I hope that none will obtain the idea that they are earning the favor of God by confession of sins or that there is special virtue in confessing to human beings. There must be in the experience that faith that works by love and purifies the soul. The love of Christ will subdue the carnal propensities. The truth not only bears within itself the evidence of its heavenly origin, but proves that by the grace of God’s Spirit it is effectual in the purification of the soul. The Lord would have us come to Him daily with all our troubles and confessions of sin, and He can give us rest in wearing His yoke and bearing His burden. His Holy Spirit, with its gracious influences, will fill the soul, and every thought will be brought into subjection to the obedience of Christ.

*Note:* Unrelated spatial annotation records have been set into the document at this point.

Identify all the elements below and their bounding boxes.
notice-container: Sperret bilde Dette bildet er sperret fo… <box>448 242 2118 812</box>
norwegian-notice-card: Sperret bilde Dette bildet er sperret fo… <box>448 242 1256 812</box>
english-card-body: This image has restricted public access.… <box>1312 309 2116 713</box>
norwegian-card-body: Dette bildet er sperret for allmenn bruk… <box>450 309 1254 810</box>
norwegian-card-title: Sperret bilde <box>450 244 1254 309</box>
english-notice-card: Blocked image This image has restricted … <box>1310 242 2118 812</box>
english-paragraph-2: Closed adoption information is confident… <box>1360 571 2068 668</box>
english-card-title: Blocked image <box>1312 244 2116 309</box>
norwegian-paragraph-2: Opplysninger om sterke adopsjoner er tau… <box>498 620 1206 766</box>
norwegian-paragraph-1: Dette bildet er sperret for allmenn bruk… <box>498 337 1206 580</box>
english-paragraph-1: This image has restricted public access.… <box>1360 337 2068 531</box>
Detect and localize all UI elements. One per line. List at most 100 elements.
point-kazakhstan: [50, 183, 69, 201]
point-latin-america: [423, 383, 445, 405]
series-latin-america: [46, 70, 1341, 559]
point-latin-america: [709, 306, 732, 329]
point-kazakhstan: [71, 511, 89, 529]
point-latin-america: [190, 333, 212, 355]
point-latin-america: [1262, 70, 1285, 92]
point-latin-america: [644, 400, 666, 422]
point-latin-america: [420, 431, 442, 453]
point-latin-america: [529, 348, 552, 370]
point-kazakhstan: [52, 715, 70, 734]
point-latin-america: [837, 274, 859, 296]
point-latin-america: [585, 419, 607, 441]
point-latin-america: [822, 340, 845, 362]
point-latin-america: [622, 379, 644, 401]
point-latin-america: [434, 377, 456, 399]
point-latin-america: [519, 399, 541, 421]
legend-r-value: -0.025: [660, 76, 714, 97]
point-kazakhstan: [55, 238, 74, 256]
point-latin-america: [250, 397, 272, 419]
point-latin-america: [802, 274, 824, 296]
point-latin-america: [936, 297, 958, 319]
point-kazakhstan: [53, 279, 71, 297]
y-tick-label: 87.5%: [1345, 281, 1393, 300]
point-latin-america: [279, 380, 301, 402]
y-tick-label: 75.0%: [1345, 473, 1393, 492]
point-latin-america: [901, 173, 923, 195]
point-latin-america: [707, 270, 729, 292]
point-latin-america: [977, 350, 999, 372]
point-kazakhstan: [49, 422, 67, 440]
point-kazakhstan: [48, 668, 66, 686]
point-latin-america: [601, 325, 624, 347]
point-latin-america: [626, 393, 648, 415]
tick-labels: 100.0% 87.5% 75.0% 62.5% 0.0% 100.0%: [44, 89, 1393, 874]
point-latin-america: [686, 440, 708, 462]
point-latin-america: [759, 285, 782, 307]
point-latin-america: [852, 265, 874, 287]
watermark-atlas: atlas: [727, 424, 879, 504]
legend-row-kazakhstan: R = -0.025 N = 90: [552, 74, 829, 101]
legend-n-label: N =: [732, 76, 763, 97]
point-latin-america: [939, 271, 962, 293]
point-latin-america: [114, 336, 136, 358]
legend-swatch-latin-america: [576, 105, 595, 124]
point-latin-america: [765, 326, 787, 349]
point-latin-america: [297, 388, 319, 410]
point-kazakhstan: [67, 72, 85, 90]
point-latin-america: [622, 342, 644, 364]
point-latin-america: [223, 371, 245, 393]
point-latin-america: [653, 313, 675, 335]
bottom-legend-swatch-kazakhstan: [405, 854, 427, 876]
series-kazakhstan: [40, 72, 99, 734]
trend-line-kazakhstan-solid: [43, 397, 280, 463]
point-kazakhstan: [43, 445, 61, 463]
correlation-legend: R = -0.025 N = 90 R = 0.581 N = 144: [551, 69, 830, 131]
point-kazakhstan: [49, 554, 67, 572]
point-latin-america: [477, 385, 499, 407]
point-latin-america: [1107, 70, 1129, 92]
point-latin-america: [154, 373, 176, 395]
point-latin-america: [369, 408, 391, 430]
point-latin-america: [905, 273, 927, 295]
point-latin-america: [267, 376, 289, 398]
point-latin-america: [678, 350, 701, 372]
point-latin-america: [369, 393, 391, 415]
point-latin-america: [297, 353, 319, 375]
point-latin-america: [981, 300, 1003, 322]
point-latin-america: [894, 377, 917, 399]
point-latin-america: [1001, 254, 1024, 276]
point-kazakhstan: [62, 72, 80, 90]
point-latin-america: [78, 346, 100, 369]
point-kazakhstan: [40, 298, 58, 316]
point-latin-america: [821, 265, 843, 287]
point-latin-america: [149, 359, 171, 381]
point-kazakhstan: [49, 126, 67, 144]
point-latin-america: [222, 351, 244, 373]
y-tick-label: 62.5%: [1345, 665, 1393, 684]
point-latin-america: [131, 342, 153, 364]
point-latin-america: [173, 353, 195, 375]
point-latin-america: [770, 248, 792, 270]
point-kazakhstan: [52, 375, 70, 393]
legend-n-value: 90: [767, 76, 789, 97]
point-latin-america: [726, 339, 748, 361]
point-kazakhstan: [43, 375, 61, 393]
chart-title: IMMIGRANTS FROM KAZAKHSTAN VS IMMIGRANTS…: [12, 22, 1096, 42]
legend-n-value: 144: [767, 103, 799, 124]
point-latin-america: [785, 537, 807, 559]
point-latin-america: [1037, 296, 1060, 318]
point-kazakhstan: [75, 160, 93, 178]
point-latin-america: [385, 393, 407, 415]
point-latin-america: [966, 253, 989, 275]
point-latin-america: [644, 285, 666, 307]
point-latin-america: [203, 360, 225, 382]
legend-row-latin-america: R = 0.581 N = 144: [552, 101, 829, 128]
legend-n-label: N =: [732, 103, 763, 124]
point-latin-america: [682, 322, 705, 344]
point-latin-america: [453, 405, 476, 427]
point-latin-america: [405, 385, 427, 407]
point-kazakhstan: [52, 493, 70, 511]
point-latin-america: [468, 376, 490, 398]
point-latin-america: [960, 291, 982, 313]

Now I am fearful that by some error on your part the blessing of God which has come to you in —– will be turned into a curse; that some false idea will obtain, so that you will be in a worse condition in a few months that you were before this work of revival. If you do not keep your souls guarded you will appear in the worst possible light to unbelievers. God would not be glorified with this fitful kind of service. Be careful not to carry matters to extremes and bring lasting reproach upon the precious cause of God. The failure that many make is that after they have been blessed of God they do not, in the humility of Christ, seek to be a blessing to others. Now that words of eternal life have been sown in your hearts, I entreat you to walk humbly with God, do the works of Christ, and bring forth much fruit unto righteousness. I do hope and pray that you will act like sons and daughters of the Most High and not become extremists or do anything that shall grieve the Spirit of God.